More about Il mago“Quentin Coldwater ha 17 anni, frequenta una scuola superiore di New York, è brillante e infelice come molti suoi coetanei, ed è ossessionato da una serie di romanzi che leggeva da bambino, ambientati nel mondo fantastico di Fillory. Al momento di entrare all’università, scopre con meraviglia di essere stato ammesso a un college per maghi sulle montagne dello stato di New York, dove impara a padroneggiare i misteri della magia moderna, e attraversa le esperienze tipiche di qualunque studente di college: l’amicizia, l’amore, il sesso, l’alcol, la gelosia, la noia. Dopo la laurea, però, Quentin e i suoi amici apprendono che il mondo di Fillory esiste davvero, ed è molto più cupo e pericoloso di quanto immaginavano: così il sogno dell’infanzia diventa un incubo.” Sinossi tratta dal risvolto di copertina

Certamente la fascetta sulla  copertina non aiuta (cito a memoria “per le persone a cui manca Harry Potter”), ma questo libro non è assolutamente brutto come si legge in giro per la rete. Certo non è un capolavoro di quelli che ti restano dentro per giorni e giorni, ma è un romanzo scritto bene, tradotto purtroppo male, e che ha il pregio di portare le storie di magia su di un livello diverso, più adulto e  disincantato di quelle di Harry Potter.
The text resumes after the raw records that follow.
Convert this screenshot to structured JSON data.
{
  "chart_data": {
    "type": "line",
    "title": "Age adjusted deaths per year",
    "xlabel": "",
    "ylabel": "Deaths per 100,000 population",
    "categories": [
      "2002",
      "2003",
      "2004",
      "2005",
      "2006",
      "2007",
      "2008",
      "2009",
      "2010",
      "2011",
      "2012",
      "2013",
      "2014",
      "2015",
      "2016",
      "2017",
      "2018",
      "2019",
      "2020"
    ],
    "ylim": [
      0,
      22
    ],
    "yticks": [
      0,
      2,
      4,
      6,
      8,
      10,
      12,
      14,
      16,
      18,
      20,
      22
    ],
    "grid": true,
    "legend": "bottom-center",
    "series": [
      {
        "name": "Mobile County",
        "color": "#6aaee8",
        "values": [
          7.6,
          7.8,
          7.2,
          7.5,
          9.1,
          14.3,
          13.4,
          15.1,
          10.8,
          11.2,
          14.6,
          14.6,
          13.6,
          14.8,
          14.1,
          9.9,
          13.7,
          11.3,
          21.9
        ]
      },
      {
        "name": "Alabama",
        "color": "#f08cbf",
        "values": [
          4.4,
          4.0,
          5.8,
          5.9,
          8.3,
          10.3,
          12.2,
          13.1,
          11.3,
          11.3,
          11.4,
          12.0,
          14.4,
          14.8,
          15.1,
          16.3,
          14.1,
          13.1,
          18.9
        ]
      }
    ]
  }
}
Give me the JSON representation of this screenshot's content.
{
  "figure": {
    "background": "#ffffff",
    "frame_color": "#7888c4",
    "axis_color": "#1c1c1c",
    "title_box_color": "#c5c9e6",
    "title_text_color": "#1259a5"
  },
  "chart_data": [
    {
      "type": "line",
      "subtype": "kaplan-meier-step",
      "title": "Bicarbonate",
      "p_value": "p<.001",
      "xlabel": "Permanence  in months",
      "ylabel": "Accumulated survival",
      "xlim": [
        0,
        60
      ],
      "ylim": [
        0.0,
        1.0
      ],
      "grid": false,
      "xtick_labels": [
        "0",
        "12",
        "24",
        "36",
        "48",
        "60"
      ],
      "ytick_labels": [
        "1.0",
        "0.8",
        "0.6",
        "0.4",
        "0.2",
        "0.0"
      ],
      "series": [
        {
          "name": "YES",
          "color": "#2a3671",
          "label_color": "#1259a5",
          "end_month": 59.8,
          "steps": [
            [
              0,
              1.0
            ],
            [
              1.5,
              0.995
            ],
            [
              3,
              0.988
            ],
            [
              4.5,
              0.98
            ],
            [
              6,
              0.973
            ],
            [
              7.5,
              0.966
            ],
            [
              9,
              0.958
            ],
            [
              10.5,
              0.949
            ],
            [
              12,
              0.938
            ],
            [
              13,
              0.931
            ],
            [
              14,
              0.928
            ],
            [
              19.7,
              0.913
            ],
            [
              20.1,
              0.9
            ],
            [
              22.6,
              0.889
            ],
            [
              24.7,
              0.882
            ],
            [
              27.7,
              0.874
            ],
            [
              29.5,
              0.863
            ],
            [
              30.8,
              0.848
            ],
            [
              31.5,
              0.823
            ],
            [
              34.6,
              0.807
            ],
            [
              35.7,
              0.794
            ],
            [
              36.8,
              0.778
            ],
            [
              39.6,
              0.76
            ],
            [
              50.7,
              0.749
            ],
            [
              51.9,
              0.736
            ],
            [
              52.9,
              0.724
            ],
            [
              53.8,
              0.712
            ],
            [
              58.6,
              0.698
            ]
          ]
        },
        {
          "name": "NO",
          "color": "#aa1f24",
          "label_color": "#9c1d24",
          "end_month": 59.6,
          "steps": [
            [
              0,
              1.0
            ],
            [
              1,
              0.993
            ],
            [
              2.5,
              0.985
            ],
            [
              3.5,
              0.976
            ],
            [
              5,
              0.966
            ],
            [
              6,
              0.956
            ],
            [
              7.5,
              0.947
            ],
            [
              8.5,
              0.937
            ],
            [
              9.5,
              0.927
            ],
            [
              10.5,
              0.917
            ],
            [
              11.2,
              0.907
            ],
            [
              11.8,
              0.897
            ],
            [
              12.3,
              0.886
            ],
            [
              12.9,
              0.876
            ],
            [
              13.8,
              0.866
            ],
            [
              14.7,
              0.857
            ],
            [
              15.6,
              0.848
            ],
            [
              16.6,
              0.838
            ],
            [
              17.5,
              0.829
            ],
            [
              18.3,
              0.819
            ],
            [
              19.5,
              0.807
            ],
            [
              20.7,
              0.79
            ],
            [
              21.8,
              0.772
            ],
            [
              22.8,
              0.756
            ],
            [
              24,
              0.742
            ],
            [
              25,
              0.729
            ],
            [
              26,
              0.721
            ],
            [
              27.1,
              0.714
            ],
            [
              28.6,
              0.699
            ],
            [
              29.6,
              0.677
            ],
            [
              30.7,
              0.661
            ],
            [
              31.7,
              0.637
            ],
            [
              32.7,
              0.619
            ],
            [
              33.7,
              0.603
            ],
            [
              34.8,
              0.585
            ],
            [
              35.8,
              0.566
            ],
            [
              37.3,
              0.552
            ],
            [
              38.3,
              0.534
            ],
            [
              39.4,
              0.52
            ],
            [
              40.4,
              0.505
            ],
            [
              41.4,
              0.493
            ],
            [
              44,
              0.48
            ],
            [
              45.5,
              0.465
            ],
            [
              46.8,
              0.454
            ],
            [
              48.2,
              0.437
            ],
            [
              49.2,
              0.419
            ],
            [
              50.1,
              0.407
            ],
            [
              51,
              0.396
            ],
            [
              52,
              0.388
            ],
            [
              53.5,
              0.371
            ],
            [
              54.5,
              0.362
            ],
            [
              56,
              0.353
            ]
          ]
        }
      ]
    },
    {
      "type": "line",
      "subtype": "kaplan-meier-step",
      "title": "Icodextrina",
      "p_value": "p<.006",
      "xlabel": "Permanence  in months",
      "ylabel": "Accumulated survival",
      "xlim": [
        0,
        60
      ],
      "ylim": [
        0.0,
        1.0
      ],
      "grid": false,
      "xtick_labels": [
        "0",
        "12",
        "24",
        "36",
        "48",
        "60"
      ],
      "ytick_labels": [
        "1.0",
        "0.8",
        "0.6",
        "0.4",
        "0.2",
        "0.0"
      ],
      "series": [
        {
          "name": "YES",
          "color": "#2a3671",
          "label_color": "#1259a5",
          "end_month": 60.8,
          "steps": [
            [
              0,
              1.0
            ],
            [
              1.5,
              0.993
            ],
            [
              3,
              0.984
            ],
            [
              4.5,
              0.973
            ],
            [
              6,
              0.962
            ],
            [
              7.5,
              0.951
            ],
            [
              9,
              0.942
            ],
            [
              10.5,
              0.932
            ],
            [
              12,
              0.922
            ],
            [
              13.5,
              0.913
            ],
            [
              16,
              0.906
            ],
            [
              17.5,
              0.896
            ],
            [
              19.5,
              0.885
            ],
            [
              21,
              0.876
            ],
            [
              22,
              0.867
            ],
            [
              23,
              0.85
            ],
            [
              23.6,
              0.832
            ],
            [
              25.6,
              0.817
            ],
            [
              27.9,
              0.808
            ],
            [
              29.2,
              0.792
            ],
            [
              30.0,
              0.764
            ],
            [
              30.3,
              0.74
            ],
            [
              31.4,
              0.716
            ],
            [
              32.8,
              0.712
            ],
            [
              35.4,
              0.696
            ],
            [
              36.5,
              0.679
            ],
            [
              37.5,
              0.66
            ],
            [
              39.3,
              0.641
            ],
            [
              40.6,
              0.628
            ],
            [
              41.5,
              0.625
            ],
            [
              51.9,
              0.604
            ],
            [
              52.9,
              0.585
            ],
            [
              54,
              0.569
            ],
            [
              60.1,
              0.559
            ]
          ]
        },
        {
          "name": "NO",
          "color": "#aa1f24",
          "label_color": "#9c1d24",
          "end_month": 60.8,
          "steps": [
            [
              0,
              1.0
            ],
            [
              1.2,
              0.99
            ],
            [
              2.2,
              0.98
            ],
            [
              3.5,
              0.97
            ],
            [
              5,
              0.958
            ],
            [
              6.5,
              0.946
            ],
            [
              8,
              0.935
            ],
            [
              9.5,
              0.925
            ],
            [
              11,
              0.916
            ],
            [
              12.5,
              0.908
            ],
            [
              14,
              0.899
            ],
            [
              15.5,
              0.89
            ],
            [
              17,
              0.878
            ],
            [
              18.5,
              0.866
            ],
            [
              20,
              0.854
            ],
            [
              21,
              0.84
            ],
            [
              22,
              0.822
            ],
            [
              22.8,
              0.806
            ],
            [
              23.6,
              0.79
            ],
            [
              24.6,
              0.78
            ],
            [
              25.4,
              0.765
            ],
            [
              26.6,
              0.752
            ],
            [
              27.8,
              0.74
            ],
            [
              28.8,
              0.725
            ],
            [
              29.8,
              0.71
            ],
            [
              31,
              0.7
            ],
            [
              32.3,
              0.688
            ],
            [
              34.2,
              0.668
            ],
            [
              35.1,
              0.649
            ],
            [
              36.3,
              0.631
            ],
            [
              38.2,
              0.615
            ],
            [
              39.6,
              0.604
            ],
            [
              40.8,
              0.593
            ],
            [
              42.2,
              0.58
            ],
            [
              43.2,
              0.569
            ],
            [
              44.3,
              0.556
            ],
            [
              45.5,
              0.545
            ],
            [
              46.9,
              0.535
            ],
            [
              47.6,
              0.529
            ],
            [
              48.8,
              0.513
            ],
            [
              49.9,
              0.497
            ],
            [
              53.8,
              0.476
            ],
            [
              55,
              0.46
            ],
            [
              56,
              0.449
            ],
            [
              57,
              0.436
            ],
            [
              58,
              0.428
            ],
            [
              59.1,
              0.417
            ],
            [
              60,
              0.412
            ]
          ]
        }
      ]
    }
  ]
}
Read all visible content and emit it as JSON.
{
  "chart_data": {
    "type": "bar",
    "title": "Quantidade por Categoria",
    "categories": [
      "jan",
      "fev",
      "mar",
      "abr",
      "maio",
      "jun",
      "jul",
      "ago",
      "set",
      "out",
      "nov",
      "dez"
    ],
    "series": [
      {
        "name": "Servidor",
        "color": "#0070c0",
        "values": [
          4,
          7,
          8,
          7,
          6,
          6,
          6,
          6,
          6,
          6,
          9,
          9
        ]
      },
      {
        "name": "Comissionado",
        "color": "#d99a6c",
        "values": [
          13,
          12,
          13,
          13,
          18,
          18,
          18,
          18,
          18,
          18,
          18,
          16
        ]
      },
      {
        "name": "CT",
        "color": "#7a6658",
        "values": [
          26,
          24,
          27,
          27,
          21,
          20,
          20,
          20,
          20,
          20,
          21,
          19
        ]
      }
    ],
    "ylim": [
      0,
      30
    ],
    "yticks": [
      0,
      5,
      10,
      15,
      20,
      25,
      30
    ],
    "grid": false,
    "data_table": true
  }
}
E’ per ragazzi più grandi dei fan del maghetto, non tanto per i riferimenti al sesso o per il linguaggio più o meno volgare, quanto per il modo di trattare la tematica della crescita, del cambiamento e la vita in genere.E’ un romanzo a tratti cinico, amaro, e appunto disincantato nel suo rapportarsi con l’universo magico, ma forse c’è bisogno di un briciolo di cinismo nel rapportarsi con la magia, sommersi come siamo dai mondi zuccherati e facili a cui ci hanno abituato, dove la magia non è mai sacrificio, dove tutto è semplice e i problemi  con la magia si risolvono. Il punto focale del romanzo sembra essere in realtà non il fantastico, ma la noia. La noia come condizione tipica del nostro mondo, dalla quale crede di sfuggire Quentin entrando nel mondo magico, ma che imparerà a sue spese, è dentro di lui, non fuori.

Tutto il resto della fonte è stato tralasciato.